Quantum Compositeness of Gravity: Black Holes, AdS and Inflation
Gia Dvali, Cesar Gomez
TL;DR
This work reimagines gravity as a quantum-composite system of N soft gravitons, placing gravitational backgrounds at a quantum-critical point and deriving classical curved spacetimes as the large-N limit of graviton scattering. By coupling this picture to inflation and de Sitter spaces (via a gravitons-inflaton condensate), the authors reproduce standard inflationary predictions while revealing cumulative, finite-N quantum corrections that bound the duration of inflation and encode the entire history of the Hubble patch. A key insight is that particle creation is not a vacuum process but results from depletion of real background quanta, yielding new clocks (depletion and entanglement) that can affect observables and potentially address the cosmological constant problem.

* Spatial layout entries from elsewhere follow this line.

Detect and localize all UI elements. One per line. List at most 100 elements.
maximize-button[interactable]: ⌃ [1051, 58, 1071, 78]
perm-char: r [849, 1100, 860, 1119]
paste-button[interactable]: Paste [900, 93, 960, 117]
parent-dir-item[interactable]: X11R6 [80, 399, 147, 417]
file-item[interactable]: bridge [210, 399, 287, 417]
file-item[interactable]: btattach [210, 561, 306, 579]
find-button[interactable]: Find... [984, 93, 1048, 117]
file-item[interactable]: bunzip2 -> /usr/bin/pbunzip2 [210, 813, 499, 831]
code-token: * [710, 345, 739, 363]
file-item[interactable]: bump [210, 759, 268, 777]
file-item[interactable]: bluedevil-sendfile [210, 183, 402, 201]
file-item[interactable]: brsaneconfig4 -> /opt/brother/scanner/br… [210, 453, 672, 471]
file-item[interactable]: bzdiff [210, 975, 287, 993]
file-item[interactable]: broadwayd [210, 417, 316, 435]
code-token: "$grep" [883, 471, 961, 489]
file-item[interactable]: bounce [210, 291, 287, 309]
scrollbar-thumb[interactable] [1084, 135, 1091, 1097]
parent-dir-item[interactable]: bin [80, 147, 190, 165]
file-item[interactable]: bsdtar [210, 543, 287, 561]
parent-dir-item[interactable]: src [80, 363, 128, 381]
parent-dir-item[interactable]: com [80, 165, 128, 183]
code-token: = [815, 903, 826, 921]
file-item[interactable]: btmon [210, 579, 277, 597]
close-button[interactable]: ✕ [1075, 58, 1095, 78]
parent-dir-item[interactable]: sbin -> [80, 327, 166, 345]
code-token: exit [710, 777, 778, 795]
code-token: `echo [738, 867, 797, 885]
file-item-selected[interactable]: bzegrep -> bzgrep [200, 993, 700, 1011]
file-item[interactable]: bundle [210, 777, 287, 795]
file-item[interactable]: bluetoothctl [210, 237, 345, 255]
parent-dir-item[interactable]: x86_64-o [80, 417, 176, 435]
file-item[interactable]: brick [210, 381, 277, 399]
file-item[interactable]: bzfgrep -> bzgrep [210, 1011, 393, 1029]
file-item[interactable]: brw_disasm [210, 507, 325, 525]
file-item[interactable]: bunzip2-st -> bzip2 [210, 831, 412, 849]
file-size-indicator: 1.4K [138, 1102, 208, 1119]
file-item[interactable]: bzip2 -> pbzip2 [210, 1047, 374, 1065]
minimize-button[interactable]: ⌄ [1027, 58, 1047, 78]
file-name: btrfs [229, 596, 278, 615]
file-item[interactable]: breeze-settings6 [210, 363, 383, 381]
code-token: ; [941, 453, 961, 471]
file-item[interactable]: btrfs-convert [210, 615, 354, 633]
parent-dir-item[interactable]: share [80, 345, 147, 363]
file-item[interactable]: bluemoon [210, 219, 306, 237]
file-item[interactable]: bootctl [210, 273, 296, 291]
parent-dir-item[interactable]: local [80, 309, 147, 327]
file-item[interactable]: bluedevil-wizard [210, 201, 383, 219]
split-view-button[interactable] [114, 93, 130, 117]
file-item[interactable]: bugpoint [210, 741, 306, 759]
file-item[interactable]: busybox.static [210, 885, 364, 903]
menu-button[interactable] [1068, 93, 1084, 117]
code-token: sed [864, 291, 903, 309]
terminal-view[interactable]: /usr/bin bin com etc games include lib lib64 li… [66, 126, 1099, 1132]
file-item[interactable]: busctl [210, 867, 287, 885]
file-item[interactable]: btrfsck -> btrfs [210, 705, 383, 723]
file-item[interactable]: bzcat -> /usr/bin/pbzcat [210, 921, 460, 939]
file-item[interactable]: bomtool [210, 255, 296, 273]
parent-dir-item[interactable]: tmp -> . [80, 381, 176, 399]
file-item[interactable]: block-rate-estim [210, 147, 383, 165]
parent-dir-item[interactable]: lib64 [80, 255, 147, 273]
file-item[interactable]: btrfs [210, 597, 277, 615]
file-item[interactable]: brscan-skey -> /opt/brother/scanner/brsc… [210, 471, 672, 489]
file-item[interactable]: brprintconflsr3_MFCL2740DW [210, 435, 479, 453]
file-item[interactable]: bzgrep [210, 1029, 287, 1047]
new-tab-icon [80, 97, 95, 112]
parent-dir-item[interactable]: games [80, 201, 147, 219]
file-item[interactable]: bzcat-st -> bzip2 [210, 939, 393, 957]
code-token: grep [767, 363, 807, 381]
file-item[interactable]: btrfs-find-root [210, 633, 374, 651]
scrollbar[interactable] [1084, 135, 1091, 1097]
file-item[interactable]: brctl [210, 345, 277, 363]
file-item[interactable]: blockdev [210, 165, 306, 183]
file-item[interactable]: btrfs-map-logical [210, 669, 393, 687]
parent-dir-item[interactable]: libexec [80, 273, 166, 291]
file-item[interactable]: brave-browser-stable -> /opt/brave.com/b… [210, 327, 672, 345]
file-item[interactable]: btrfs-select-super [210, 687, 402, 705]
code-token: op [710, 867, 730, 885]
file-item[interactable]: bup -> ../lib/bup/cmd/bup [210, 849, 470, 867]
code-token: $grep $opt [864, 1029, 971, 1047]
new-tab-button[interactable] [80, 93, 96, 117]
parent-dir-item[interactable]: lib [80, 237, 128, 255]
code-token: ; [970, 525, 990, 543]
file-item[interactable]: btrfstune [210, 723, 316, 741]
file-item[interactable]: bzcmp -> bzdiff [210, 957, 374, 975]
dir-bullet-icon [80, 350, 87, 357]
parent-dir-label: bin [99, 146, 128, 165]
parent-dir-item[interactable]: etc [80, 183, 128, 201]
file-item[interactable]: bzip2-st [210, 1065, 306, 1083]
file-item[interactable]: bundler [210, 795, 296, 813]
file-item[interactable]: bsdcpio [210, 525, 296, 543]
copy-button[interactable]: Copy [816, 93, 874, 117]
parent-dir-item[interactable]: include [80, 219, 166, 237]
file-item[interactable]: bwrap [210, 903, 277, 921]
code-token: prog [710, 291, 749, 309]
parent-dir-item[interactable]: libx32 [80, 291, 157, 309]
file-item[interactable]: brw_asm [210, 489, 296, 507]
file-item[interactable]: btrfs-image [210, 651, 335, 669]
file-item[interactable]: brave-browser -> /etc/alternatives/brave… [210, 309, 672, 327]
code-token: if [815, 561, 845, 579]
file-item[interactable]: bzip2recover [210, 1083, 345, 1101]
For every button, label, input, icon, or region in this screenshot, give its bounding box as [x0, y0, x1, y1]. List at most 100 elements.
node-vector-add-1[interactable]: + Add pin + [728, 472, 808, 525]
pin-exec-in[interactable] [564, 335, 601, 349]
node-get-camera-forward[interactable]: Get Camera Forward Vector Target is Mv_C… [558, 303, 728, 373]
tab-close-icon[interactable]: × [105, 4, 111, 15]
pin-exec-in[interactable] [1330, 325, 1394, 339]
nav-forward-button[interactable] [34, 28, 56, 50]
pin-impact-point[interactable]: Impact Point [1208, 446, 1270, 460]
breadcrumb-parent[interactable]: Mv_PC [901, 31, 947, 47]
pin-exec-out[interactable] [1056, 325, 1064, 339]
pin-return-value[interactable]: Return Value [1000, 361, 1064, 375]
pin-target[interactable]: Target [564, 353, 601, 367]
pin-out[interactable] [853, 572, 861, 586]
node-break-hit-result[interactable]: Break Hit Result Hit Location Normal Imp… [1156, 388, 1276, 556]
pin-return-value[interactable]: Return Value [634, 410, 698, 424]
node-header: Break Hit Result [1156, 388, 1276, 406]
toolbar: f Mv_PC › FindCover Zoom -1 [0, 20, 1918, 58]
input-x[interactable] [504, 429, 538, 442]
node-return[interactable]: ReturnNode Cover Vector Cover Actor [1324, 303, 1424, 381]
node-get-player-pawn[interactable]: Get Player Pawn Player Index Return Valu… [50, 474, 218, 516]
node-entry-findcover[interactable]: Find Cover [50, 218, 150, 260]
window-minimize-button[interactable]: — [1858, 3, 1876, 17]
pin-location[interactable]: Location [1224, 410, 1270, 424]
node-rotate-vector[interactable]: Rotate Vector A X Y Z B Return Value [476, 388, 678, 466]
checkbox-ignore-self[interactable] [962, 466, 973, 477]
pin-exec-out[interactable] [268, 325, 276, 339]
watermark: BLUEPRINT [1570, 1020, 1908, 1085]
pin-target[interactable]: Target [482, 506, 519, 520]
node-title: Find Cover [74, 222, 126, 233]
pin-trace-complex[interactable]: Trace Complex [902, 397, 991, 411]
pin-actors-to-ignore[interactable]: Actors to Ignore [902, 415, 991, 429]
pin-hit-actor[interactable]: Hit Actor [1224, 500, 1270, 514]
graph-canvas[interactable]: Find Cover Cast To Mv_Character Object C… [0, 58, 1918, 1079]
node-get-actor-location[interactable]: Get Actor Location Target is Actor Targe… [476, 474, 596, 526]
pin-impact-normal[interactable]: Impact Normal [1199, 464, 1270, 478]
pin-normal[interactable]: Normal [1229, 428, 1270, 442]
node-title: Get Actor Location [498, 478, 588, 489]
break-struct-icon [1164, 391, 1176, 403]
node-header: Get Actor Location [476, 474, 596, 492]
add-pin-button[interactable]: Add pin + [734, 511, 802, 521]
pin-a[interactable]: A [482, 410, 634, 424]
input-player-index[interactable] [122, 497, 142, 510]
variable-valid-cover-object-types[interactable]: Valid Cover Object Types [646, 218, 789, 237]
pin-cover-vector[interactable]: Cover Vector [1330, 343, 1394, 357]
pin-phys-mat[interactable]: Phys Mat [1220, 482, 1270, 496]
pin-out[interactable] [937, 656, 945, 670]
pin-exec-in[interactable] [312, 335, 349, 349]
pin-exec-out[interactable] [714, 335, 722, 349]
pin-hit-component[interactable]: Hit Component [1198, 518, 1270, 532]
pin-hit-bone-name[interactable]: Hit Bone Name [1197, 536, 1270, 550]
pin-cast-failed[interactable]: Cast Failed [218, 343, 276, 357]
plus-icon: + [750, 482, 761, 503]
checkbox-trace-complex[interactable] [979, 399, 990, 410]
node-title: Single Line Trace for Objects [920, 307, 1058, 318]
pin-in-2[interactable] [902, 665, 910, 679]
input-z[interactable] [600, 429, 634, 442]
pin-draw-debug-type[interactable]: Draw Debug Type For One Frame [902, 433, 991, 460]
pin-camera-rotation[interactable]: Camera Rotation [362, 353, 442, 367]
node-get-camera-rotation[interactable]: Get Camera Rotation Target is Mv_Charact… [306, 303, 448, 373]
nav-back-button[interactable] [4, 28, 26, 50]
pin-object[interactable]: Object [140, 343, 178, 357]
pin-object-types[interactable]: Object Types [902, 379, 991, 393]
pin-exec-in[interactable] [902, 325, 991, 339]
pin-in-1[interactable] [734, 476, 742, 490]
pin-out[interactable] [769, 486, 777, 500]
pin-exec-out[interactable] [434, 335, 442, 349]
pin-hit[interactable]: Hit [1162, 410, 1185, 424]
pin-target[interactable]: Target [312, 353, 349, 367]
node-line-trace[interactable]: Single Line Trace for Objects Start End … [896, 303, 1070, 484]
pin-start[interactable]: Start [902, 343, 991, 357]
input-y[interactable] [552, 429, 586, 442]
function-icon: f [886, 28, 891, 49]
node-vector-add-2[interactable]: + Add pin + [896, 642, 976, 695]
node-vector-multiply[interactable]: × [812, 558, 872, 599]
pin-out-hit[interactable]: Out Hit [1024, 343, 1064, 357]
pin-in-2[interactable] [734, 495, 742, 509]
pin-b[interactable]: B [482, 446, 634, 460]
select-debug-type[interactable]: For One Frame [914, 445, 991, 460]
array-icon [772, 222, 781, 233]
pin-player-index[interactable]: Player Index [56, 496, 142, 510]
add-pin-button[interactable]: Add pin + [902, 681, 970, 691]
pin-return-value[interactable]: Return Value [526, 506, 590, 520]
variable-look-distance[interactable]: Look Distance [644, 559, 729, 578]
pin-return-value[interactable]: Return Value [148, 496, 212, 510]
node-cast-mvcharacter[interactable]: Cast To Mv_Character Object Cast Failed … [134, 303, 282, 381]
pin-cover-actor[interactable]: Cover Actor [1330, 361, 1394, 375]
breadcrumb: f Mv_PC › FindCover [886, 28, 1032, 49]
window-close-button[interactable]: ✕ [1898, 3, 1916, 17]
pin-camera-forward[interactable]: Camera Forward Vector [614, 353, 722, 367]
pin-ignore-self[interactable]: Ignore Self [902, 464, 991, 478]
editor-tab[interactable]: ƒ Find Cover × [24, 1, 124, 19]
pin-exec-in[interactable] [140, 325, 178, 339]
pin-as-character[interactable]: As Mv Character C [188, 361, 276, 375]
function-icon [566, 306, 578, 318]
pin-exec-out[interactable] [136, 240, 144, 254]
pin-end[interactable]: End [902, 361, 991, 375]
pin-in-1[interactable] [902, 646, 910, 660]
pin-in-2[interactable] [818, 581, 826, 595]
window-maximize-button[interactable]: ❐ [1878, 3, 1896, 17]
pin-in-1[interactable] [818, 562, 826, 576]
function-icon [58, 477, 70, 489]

The framework also extends to AdS, where AdS holography emerges as the criticality of a graviton condensate and large AdS black holes are described via a graviton-entropy correspondence, offering a unified microscopic foundation for holography and quantum gravity phenomena. Overall, the paper provides a microscopic, many-body perspective on gravity that connects black hole physics, inflationary cosmology, and AdS/CFT through graviton condensates and quantum-critical dynamics, predicting measurable quantum corrections beyond standard semiclassical gravity.
Abstract
Gravitational backgrounds, such as black holes, AdS, de Sitter and inflationary universes, should be viewed as composite of N soft constituent gravitons. It then follows that such systems are close to quantum criticality of graviton Bose-gas to Bose-liquid transition. Generic properties of the ordinary metric description, including geodesic motion or particle-creation in the background metric, emerge as the large-N limit of quantum scattering of constituent longitudinal gravitons. We show that this picture correctly accounts for physics of large and small black holes in AdS, as well as reproduces well-known inflationary predictions for cosmological parameters. However, it anticipates new effects not captured by the standard semi-classical treatment. In particular, we predict observable corrections that are sensitive to the inflationary history way beyond last 60 e-foldings. We derive an absolute upper bound on the number of e-foldings, beyond which neither de Sitter nor inflationary Universe can be approximated by a semi-classical metric. However, they could in principle persist in a new type of it quantum eternity state. We discuss implications of this phenomenon for the cosmological constant problem.